This week's discussion surrounding "Question Bridge: Black Males," held at Rochester Contemporary Art Museum, was hosted by Youth Organizers (YO) from Teen Empowerment and focused on their role as empowered young people in the community and how to create their own "blue print" with help from previous generation.
The discussion opened with a spoken word performance in which several YOs touched on their experiences as young African-Americans living in the Rochester and how they viewed the world. Once they were seated, Kaylynn Brown, a YO, spoke up, addressed the older generations, and said, "We don't want you to do it for us, instead we want you to show us how to do it because we need guidance."
During the evening, the YOs used interactive group activities to help get their point across and keep everyone -- but mostly their fellow YOs -- focused and on track. The first activity was a "name shout." Tori Roseborough counted to three and had everyone stand and shout their names as loud as possible to demonstrate the struggle to be heard in their communities. "We fight and we kill each other, and they pay attention," Roseborough said. "But it's negative attention. We need more positive attention."
Dean Lawrence explained the next activity as "Stand and Deliver," in which he would make a statement question and we would stand under signs ranging from Strongly Disagree to Strongly Agree and discuss our opinions. The first statement was "Black Youth have a responsibility to overcome systems that oppress us."
No one strongly disagreed, but the spokesman for those that stood under the disagree sign argued, "This is America, a county that promises liberty and freedom, but yet it has systems of oppression and it's not black youth's responsibility to fix it. The responsibility is on society: blacks, whites, Latinos, everyone."
An older audience member who strongly agreed argued that "If we speak a different language and are having trouble understanding each other then you should reach out to us and ask for help."

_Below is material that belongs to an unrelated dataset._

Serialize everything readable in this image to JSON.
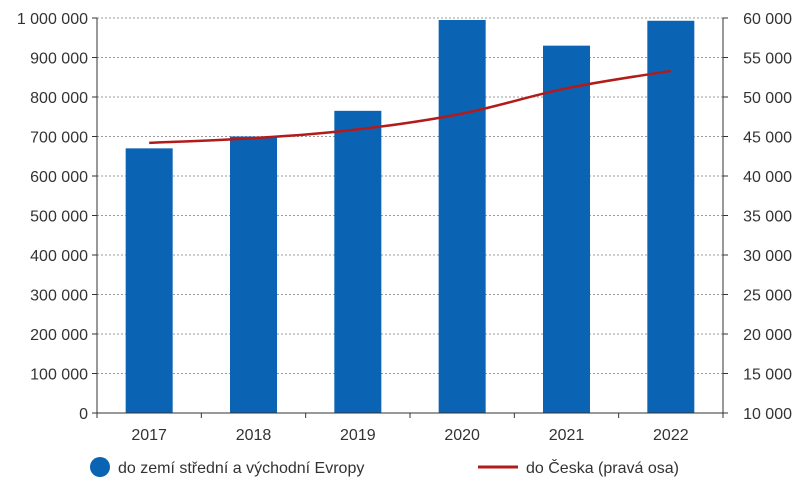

YO Shawanda McGee added, "If we don't do it, who will? Who will take care of us? People don't care about things that don't affect them. It's our time, we have technology and it's changing. We have to figure it out together." McGee continued by questioning how the older generations could help when their "blue print" no longer applies. "The house changes to fit the times; you may change the windows and the shingles, but the foundation remains the same. The 'blue print' is the foundation," McGee said.
The YOs gave some background information about Teen Empowerment's programs, such as dialogues between Youth and Police that allow for humanization on both sides. Another program surveys the local job market to help bridge the gap between what local business owners want and what youth can offer.
Roseborough elaborated and said, "Many businesses are hesitant when we go to talk to them and immediately respond that they only hire those 21-plus because they think Rochester's youth are dangerous and violent and they don't want that in their store."
Based on the closing remarks from audience members, the youth organizers from Teen Empowerment were an inspiration to many, against a backdrop of suffering and hopelessness often seen in city neighborhoods.
This Friday, November 14, will be the final "Question Bridge: Black Males" discussion and will focus on black males and the legal system. The evening will feature John Klofas, Professor and Director of The Center for Public Safety Initiatives at RIT; Bill Johnson, Professor of Public Policy and Urban Studies at RIT and former Mayor of Rochester; Van White, Rochester City School District Board President; Ann Wolfe, Chair Elect of the Rochester Area Child Abuse Network; and Simeon Banister, Director of Special Programs at PathStone.